With the promise of dolphins, gators, blowfish, and for some reason birds, the Texas State Aquarium seemed the perfect choice for a fun filled weekend activity. I charged my camera batteries extra long to ensure that my mighty Pentax Optio 30 would be ready in a moment's notice to capture that perfect shot of many an elusive aquatic beast. As we started our tour of the aquarium I was mildly impressed as we saw crabs, seahorses, clown fish, and the like. The neon jellyfish were actually quite impressive. As we watched the dolphin, diver, and bird shows (why again is there a bird show at an aquarium?) I let the lame, child-directed commentary pass over me knowing that I was putting up with it only for my daughter's sake... of course my daughter is only 10 weeks old... That probably explains why she didn't get along with the other kids very well last week at Chuck E. Cheese (If I served crappy pizza I would probably avoid the word "chuck" in my company name). I think maybe I should ease up on the fathering.

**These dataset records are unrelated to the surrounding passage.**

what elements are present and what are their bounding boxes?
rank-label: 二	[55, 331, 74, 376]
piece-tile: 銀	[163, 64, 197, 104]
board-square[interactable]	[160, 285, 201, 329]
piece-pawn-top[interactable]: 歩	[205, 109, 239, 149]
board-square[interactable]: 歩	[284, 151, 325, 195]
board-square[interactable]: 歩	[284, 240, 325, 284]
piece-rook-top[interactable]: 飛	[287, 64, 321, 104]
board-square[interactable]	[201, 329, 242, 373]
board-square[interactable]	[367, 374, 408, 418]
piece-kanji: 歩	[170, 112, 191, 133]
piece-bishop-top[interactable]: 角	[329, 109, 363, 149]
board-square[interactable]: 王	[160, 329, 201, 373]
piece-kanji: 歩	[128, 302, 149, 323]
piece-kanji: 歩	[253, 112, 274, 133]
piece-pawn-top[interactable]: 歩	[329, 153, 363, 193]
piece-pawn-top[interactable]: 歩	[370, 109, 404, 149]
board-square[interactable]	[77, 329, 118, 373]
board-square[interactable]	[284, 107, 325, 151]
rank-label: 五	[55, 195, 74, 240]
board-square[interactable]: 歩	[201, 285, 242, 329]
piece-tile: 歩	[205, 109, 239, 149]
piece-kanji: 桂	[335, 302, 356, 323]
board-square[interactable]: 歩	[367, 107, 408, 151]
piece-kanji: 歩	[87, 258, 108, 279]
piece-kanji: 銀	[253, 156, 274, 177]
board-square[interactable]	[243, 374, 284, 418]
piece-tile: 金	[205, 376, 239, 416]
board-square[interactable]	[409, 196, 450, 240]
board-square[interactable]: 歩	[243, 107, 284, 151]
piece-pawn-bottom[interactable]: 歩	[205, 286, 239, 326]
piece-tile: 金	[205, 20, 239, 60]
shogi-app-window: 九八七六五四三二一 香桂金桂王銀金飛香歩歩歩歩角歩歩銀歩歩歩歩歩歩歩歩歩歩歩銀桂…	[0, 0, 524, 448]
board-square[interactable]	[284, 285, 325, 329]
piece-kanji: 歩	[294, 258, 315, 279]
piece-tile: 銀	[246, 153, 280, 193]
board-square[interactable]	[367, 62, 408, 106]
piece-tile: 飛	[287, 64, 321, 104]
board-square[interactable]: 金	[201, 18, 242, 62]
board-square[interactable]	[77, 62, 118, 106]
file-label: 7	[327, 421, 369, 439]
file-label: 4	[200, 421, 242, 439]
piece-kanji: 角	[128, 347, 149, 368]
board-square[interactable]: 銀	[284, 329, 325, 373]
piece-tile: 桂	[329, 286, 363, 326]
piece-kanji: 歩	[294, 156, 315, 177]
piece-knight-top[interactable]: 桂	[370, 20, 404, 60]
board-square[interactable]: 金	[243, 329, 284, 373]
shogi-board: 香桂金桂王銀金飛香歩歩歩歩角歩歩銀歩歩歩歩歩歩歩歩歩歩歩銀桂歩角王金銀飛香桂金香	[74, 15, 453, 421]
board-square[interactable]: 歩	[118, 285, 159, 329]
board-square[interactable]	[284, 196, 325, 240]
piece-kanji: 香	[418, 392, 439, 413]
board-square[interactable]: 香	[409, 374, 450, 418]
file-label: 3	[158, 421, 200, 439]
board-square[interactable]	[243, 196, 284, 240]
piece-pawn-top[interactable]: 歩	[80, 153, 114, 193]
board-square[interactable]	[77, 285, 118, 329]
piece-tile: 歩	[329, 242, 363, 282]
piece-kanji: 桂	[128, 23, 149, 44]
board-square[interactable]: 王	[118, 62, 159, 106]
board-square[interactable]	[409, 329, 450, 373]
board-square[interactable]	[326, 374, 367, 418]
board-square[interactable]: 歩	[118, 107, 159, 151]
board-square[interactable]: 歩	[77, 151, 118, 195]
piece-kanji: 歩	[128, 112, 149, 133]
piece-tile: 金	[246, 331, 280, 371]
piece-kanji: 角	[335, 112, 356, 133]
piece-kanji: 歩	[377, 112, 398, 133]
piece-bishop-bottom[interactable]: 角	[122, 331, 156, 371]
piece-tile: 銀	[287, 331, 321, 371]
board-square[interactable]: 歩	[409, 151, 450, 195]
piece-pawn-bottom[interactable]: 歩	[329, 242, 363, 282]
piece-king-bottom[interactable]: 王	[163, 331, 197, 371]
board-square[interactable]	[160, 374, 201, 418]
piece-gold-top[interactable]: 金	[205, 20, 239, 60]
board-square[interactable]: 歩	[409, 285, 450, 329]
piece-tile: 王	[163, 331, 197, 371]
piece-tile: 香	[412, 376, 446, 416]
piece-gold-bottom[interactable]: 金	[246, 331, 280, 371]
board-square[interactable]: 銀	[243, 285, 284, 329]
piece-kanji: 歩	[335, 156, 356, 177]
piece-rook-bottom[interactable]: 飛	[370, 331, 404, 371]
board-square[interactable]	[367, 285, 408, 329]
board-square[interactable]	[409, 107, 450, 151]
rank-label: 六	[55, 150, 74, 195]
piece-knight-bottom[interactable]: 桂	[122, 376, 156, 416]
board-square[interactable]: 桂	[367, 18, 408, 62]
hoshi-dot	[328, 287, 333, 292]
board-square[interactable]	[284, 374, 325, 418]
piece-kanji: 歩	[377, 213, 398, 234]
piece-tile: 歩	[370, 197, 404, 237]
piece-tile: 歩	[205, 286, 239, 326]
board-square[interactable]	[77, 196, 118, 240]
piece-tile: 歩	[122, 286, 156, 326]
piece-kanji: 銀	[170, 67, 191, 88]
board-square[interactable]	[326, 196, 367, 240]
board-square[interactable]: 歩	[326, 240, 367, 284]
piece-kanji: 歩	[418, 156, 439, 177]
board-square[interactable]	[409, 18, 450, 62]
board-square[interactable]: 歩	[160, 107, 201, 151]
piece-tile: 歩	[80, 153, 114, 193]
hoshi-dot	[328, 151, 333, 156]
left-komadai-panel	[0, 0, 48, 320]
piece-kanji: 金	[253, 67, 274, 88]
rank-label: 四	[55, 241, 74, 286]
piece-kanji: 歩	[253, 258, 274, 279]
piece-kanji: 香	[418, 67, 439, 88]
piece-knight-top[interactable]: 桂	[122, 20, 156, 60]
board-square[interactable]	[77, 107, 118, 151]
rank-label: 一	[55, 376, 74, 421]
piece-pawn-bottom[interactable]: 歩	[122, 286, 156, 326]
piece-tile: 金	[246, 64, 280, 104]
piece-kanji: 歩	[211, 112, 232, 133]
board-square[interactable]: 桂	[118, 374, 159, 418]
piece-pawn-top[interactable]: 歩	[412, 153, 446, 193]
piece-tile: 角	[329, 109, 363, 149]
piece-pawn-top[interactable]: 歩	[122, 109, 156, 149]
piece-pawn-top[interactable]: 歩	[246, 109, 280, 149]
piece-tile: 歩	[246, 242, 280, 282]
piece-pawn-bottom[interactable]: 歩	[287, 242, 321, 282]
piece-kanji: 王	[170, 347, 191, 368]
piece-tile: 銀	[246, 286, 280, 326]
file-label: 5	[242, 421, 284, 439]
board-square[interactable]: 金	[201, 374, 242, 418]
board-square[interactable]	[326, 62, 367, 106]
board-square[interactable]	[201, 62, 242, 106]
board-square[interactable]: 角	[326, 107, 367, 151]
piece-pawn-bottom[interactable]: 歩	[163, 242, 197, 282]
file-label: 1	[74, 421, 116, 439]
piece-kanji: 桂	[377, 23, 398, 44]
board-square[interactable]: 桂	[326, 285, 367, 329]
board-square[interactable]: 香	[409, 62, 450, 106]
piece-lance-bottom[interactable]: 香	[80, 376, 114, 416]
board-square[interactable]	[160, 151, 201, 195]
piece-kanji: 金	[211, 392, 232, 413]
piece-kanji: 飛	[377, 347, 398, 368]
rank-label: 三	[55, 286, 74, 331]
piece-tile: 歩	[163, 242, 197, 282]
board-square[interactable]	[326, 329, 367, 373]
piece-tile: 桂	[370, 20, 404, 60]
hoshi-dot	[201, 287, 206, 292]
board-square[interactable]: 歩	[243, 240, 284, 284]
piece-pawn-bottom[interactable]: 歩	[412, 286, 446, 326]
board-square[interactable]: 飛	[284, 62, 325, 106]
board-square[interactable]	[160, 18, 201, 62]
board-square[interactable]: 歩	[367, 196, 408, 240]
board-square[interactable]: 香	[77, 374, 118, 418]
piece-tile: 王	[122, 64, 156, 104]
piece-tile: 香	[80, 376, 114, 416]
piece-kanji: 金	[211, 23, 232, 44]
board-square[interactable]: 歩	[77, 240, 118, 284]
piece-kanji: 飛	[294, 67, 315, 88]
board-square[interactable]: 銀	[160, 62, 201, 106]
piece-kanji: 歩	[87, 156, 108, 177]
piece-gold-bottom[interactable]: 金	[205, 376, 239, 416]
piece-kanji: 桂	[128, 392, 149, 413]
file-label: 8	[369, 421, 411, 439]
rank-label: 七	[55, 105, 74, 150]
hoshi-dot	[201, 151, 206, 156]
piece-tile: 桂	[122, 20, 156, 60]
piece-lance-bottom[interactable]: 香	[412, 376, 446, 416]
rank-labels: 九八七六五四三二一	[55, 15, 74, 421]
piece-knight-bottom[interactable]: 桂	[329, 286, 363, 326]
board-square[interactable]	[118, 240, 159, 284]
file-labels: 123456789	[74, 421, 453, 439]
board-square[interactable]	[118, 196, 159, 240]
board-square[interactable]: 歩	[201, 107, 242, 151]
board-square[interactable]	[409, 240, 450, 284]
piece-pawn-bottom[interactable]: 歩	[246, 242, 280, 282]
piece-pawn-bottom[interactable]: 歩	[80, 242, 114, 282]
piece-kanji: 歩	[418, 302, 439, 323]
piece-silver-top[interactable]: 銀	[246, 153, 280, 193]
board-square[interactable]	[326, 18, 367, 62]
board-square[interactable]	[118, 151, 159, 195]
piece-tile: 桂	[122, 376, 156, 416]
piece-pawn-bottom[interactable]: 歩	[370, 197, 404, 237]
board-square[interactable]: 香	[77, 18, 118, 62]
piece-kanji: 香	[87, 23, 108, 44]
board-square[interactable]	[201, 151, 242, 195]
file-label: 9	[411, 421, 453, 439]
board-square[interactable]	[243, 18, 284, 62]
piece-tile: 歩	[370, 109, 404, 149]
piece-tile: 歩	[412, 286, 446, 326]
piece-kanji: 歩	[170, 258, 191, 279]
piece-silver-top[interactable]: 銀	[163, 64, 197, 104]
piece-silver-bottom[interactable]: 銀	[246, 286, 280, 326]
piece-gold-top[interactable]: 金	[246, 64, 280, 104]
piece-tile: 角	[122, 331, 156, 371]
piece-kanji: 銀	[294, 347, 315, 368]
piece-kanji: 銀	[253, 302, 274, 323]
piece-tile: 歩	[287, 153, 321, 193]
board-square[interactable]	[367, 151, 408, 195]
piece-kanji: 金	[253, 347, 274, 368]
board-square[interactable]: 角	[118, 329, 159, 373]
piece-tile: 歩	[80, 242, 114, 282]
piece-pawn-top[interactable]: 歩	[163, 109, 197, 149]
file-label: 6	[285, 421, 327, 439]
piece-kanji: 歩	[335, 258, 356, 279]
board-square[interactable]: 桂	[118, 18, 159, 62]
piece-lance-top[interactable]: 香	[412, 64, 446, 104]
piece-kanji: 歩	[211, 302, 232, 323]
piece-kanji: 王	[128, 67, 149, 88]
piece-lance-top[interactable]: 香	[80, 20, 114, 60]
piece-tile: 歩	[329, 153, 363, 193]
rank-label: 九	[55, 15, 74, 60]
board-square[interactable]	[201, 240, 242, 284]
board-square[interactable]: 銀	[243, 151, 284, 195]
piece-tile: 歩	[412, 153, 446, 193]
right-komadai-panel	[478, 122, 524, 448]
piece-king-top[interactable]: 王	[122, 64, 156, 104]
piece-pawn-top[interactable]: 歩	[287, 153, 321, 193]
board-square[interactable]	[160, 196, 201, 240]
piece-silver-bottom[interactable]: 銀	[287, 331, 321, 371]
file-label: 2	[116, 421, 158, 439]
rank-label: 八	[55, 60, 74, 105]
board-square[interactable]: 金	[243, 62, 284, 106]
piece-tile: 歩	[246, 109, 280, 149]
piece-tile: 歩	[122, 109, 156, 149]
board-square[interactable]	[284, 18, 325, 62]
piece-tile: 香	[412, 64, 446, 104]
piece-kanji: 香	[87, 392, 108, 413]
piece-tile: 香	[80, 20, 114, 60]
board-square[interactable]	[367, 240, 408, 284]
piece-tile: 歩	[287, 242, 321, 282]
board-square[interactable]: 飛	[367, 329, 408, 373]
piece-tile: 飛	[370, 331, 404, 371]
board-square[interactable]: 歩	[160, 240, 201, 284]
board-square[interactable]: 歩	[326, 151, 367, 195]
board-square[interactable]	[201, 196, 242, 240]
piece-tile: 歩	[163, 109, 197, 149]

At any rate, back to the aquarium. So after all the shows (technically in between the dolphins and the birds) the sad realization began to set in that I would probably not come away with the rare picture of wildlife that I was looking for. But then, all of the sudden, that realization came to a screeching halt.
My heart jumped up into my throat and then slowly sank to my stomach. There it was. The rare species that I had longed for. I made sure not to make any quick movements as not to alarm it. I had seen plenty of episodes of Planet Earth and felt well trained for this moment. I took three quick pictures hoping to capture the perfect angle. Here is a rare look at a young Texas Mullet Whitetail. I'd say judging by it's movements and craving for blue slushees that it's a male and by the length of the tail he's got to be between 10-12 years old. One of the true wonders of Texas wildlife. Oh yea, we also saw a paraplegic turtle that was hit by a boat propeller. The awesome video is attached.